Yep, that is your cognitive dissonance talking. Do you know what you saw? Really? Hopefully this article has made you question that, because you should. It is the exact reason why we have a careful and thorough scientific method. Because it is SO HARD to be free of bias. No, science does not know everything, but where there are data and they are of good quality and have been analysed well, we really have a responsibility to think about changing our beliefs if that data conflicts with them. Those data were collected because our personal experiences are unreliable. The data are supposed to be more reliable. And, of course your experiences are valuable. Most especially to you! Studies have been conducted based on personal experiences, and this is a wholly acceptable reason to conduct a study. But, the point is to find out if the personal experiences are true, or just a factor of bias or misinterpretation. Nonetheless, oftentimes in training we don't have scientific data. We only have personal experiences. What should we do? Be as sure of your personal experiences as you can be! That means objective recordings of baseline behaviour so that progress can be tracked throughout treatment. It is tedious, and I am yet to convince a client to do it, but numbers are more convincing than your subjective experiences.

References

Wicklund, Robert A., and Jack Williams Brehm. Perspectives on cognitive dissonance. Psychology Press, 2013.

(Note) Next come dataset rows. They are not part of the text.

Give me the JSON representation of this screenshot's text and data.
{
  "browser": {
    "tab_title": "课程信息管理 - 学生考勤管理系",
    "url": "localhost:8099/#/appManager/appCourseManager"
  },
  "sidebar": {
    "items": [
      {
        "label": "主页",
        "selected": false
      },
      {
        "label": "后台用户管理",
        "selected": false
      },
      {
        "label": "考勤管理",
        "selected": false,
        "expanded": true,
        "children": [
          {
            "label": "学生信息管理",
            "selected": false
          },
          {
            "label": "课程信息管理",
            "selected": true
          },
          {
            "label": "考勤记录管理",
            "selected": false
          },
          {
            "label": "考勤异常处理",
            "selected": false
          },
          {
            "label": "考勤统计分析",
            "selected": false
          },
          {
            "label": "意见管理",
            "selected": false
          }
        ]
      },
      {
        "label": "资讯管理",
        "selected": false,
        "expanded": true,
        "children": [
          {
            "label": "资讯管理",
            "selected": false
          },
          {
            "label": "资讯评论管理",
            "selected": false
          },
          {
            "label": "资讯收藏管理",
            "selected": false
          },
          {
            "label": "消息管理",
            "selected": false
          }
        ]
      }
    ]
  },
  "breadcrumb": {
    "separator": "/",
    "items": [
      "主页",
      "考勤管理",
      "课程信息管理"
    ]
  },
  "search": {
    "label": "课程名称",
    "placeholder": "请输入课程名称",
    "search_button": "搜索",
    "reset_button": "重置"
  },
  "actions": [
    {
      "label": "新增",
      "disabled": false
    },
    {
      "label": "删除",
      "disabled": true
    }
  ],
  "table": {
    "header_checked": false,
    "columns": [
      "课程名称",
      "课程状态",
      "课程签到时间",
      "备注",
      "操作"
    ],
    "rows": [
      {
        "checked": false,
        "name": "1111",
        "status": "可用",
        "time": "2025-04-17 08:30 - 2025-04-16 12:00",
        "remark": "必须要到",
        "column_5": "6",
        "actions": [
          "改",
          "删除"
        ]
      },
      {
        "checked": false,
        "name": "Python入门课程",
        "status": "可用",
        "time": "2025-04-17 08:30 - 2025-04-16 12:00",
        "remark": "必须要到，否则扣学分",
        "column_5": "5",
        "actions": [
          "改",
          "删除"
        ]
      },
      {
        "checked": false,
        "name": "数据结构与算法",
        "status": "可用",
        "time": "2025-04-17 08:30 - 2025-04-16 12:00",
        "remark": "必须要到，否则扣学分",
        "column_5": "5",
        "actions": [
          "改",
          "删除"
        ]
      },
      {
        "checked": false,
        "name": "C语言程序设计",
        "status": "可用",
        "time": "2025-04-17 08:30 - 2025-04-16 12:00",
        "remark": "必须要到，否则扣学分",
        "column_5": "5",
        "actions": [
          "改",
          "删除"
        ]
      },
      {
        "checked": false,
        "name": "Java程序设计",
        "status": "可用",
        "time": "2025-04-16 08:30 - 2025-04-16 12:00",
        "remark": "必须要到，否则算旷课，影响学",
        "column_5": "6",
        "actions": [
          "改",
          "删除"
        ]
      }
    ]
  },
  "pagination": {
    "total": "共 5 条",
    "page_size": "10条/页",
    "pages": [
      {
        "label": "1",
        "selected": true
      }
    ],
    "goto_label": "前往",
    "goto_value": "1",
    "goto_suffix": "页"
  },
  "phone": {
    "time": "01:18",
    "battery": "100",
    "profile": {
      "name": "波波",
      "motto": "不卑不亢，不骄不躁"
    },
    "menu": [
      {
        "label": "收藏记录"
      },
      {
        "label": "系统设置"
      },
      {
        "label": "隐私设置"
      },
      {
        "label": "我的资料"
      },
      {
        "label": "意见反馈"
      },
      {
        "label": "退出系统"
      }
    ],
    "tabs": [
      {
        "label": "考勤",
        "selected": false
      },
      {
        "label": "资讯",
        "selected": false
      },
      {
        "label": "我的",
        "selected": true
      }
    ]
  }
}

Lommen, Miriam JJ, Iris M. Engelhard, and Marcel A. van den Hout. "Susceptibility to long-term misinformation effect outside of the laboratory."European journal of psychotraumatology 4 (2013).
Loftus, Elizabeth F. "Planting misinformation in the human mind: A 30-year investigation of the malleability of memory.Learning & Memory 12.4 (2005): 361-366.
Gigerenzer, Gerd. Calculated risks: How to know when numbers deceive you. Simon and Schuster, 2002.
Rozenblit, Leonid, and Frank Keil. "The misunderstood limits of folk science: An illusion of explanatory depth.Cognitive Science 26.5 (2002): 521-562.
Tuyttens, F. A. M., et al. "Observer bias in animal behaviour research: can we believe what we score, if we score what we believe?." Animal Behaviour 90 (2014): 273-280.
Levin, Irwin P., Sandra L. Schneider, and Gary J. Gaeth. "All frames are not created equal: A typology and critical analysis of framing effects."Organizational behavior and human decision processes 76.2 (1998): 149-188.